A finite state machine is an automaton that can recognize regular grammars (regular expressions).

Deterministic Finite Automata (DFA)

A DFA contains the following elements:

  • A finite set of states, commonly denoted as $Q$
  • A finite set of input symbols, commonly denoted as $\Sigma$
  • A state transition function that takes a state (call it $B$) and an input symbol (call it $a$) as parameters and returns a state (call it $C$), representing that when the machine is in state $B$ and receives input $a$, it should transition to state $C$. This is commonly denoted as $\delta$, written as $C = \delta(B, a)$
  • An initial state, commonly denoted as $q_0$, where $q_0 \in Q$
  • A set of final or accepting states, commonly denoted as $F$, where $F \subseteq Q$

A DFA is commonly represented as a 5-tuple of these elements, written as $A = (Q, \Sigma, \delta, q_0, F)$

Nondeterministic Finite Automaton (NFA)

An NFA extends a DFA by changing the state transition function to return a set of states rather than a single state, and allowing the empty string $\epsilon$ as an input symbol.

NFA Determinization

An NFA can be converted to an equivalent DFA.

Example

Let's start with an example:

nfa-example

This NFA recognizes $(a|b)*abb$.

We'll convert this NFA to a DFA.

Starting from the start state, even without any input, from state $0$ we can reach states ${0,1,2,4,7}$ via $\epsilon$ transitions. Since DFAs don't have $\epsilon$ transitions but must have a start state, in our generated DFA these states must be combined into a single state, which we'll call $A$.

a

Next, let's look at which states we can reach from state $A$ (which represents NFA states ${0,1,2,4,7}$) with input $a$:

  • From $2$, we can reach $3$
  • From $7$, we can reach $8$
  • From states $3$ and $8$, we can reach ${1,2,3,4,6,7,8}$ via $\epsilon$ transitions

So after input $a$ from state $A$ in the original NFA, we can reach NFA states ${1,2,3,4,6,7,8}$. This combination is clearly not state $A$, so we'll create a new state $B$ and connect it after $A$:

ab

Similarly for input $b$ from state $A$:

abc

We've now examined all paths from state $A$ in the DFA.

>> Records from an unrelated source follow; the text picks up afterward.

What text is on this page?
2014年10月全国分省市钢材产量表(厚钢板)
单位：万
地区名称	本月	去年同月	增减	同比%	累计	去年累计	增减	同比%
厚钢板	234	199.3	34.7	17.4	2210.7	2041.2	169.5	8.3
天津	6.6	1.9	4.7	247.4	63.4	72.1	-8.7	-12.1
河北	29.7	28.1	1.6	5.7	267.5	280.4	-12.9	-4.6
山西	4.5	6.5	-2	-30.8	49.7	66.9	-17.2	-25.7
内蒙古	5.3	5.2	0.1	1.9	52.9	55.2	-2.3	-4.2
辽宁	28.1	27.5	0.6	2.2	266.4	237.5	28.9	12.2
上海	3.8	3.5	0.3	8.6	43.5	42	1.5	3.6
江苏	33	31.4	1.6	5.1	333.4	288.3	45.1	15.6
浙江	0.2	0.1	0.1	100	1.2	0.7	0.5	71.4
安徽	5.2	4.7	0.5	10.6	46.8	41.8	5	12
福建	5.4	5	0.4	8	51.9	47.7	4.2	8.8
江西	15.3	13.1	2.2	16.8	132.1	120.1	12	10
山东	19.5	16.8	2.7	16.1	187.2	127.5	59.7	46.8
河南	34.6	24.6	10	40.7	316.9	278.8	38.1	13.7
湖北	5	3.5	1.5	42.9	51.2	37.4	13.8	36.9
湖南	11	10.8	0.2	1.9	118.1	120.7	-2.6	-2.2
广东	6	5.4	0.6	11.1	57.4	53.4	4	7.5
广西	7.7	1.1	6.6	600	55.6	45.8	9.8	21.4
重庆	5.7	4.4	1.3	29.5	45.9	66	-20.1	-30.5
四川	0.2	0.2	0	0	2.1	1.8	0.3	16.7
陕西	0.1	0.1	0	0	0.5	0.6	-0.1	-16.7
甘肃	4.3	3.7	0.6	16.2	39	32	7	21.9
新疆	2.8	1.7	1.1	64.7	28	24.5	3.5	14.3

For clarity, I've annotated the corresponding NFA states on the DFA diagram:

annotated1

Let's continue examining from state $B$:

  • From this state via $a$, we can reach states ${1,2,3,4,6,7,8}$, which takes us back to $B$, so $B$ transitions to itself on input $a$
  • From this state via $b$, we can reach states ${1,2,4,5,6,7,9}$, which is a new combination of NFA states, so we'll create a new DFA state $D$

This gives us:

abcd

annotated2

Next examining state $C$:

  • $C+a \rightarrow {1,2,3,4,6,7,8}$, which takes us to $B$

  • $C+b \rightarrow {1,2,4,5,6,7}$, which takes us back to $C$

So:

abcd2

Then state $D$:

  • $D+a \rightarrow {1,2,3,4,6,7,8}$, which takes us to $B$
  • $D+b \rightarrow {1,2,4,5,6,7,10}$, creating new state $E$. Since $E$ contains the accepting state $10$ from the original NFA, it becomes an accepting state in the DFA.

This gives us:

abcde

annotated3

Finally, for state $E$:

  • $E+a→B$
  • $E+b→C$

So we get:

final

Since all states in this DFA have been examined, this is our final result.

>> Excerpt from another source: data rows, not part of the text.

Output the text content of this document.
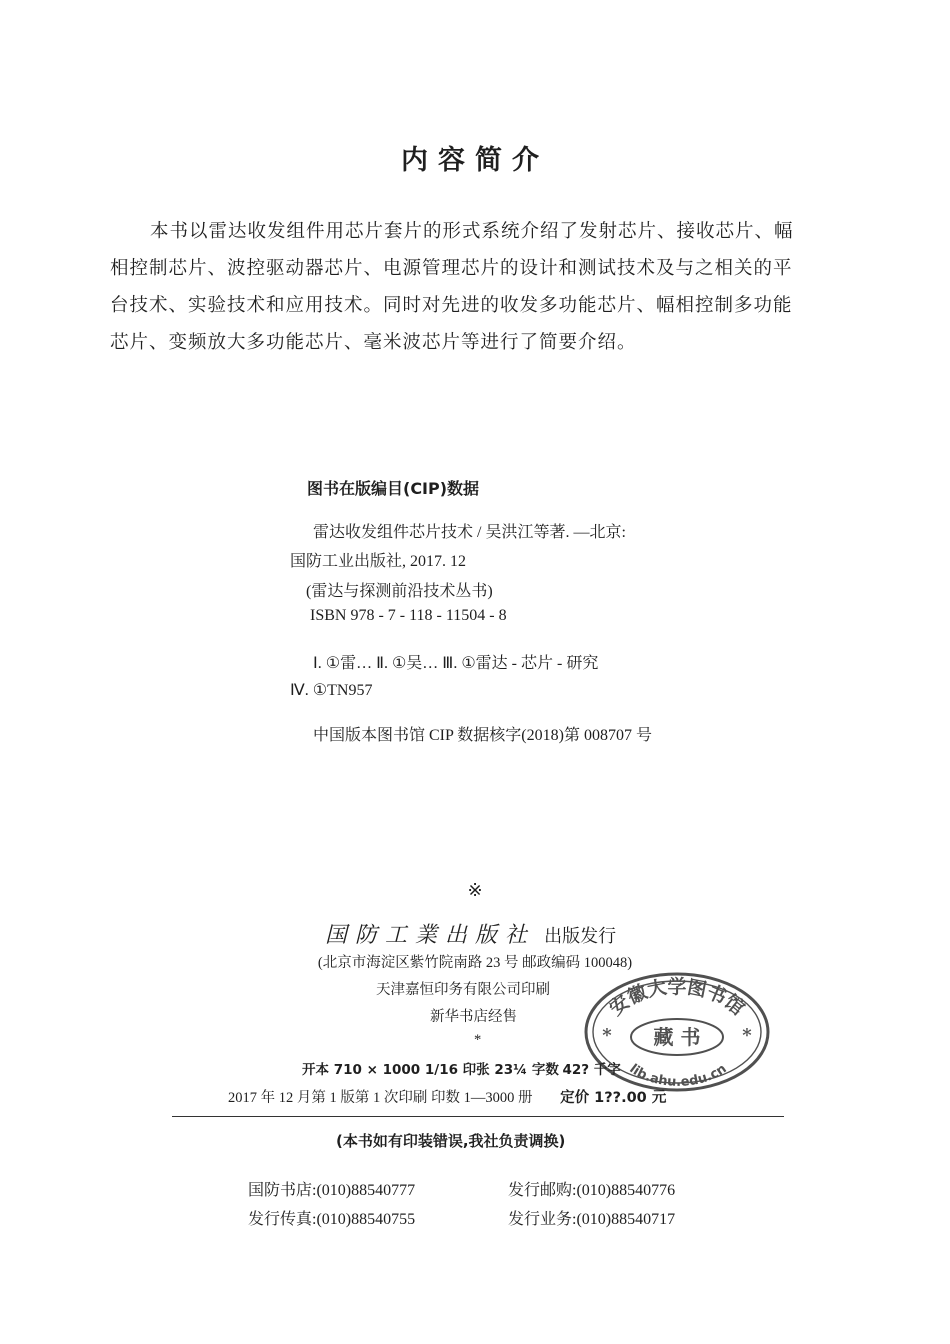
内容简介
本书以雷达收发组件用芯片套片的形式系统介绍了发射芯片、接收芯片、幅
相控制芯片、波控驱动器芯片、电源管理芯片的设计和测试技术及与之相关的平
台技术、实验技术和应用技术。同时对先进的收发多功能芯片、幅相控制多功能
芯片、变频放大多功能芯片、毫米波芯片等进行了简要介绍。
图书在版编目(CIP)数据
雷达收发组件芯片技术 / 吴洪江等著. —北京:
国防工业出版社, 2017. 12
(雷达与探测前沿技术丛书)
ISBN 978 - 7 - 118 - 11504 - 8
Ⅰ. ①雷… Ⅱ. ①吴… Ⅲ. ①雷达 - 芯片 - 研究
Ⅳ. ①TN957
中国版本图书馆 CIP 数据核字(2018)第 008707 号
※
国防工業出版社 出版发行
(北京市海淀区紫竹院南路 23 号 邮政编码 100048)
天津嘉恒印务有限公司印刷
新华书店经售
*
开本 710 × 1000 1/16 印张 23¼ 字数 42? 千字
2017 年 12 月第 1 版第 1 次印刷 印数 1—3000 册 定价 1??.00 元
(本书如有印装错误,我社负责调换)
国防书店:(010)88540777	发行邮购:(010)88540776
发行传真:(010)88540755	发行业务:(010)88540717
安徽大学图书馆
藏 书
lib.ahu.edu.cn
*	*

Here's the final mapping table from NFA states to DFA states:

NFADFA
0,1,2,4,7A
1,2,3,4,6,7,8B
1,2,4,5,6,7C
1,2,4,5,6,7,9D
1,2,4,5,6,7,10E

Algorithm

Summarizing the above process, we can derive the NFA determinization algorithm:

  1. Map the NFA's start state and all states reachable via $\epsilon$ transitions to the DFA's start state
  2. If all states in the DFA have been "examined", the algorithm is complete
  3. Otherwise, consider an unexamined state $N$ in the DFA:
    1. For each symbol $ch$ in the alphabet
    2. Find the set of all states reachable from this node's corresponding NFA states via $ch$ and any number of $\epsilon$ transitions
      1. If this set is a subset of the NFA states corresponding to an existing DFA state $M$, add a transition $N + ch = M$
      2. Otherwise add a new DFA state $P$ corresponding to this set of NFA states. If this set contains an accepting state, make this node an accepting state, and add the transition $N+ch=P$
  4. The resulting DFA is the solution

Code

Code available in the Github repository.

fun toDFA(): Deterministic {
        start as Nondeterministic.State
    // States not yet examined, equivalentStates: states reachable via ε transitions
    // Since DFA states aren't fully constructed yet, storing them can be difficult
    // So we store the corresponding set of NFA states
    val statesToFind = mutableSetOf(start.equivalentStates())
    // Transition relation table for result
    val result = mutableMapOf<Set<Nondeterministic.State>, Deterministic.State>()
    var nextChar = 'A'
    // Construct DFA start state
    result[start.equivalentStates()] = Deterministic.State(
                nextChar++.toString(),
                start.equivalentStates().any { it.accept },
                mutableMapOf())
    while (!statesToFind.isEmpty()) {
        // Now consider this set of NFA states corresponding to a DFA state
        val theStates = statesToFind.first()
        statesToFind.remove(theStates)
        for (ch in alphabet) {
            val canGoTo = theStates.directConnectedTo(ch)
            val equivalenteStates = canGoTo.equivalentStates
            // If corresponding DFA state doesn't exist, construct it
            if (equivalenteStates !in result.keys) {
                result[equivalenteStates] = Deterministic.State(nextChar++.toString(), equivalenteStates.any { it.accept }, mutableMapOf())
                statesToFind.add(equivalenteStates)
            }
            // Add transition from this state to other states
            result[theStates]!!.transitions[ch] = result[equivalenteStates]!!
        }
    }
    // Save as DFA and return
    return Deterministic(result.values.toSet(), result.values.minBy { it.name }!!)
}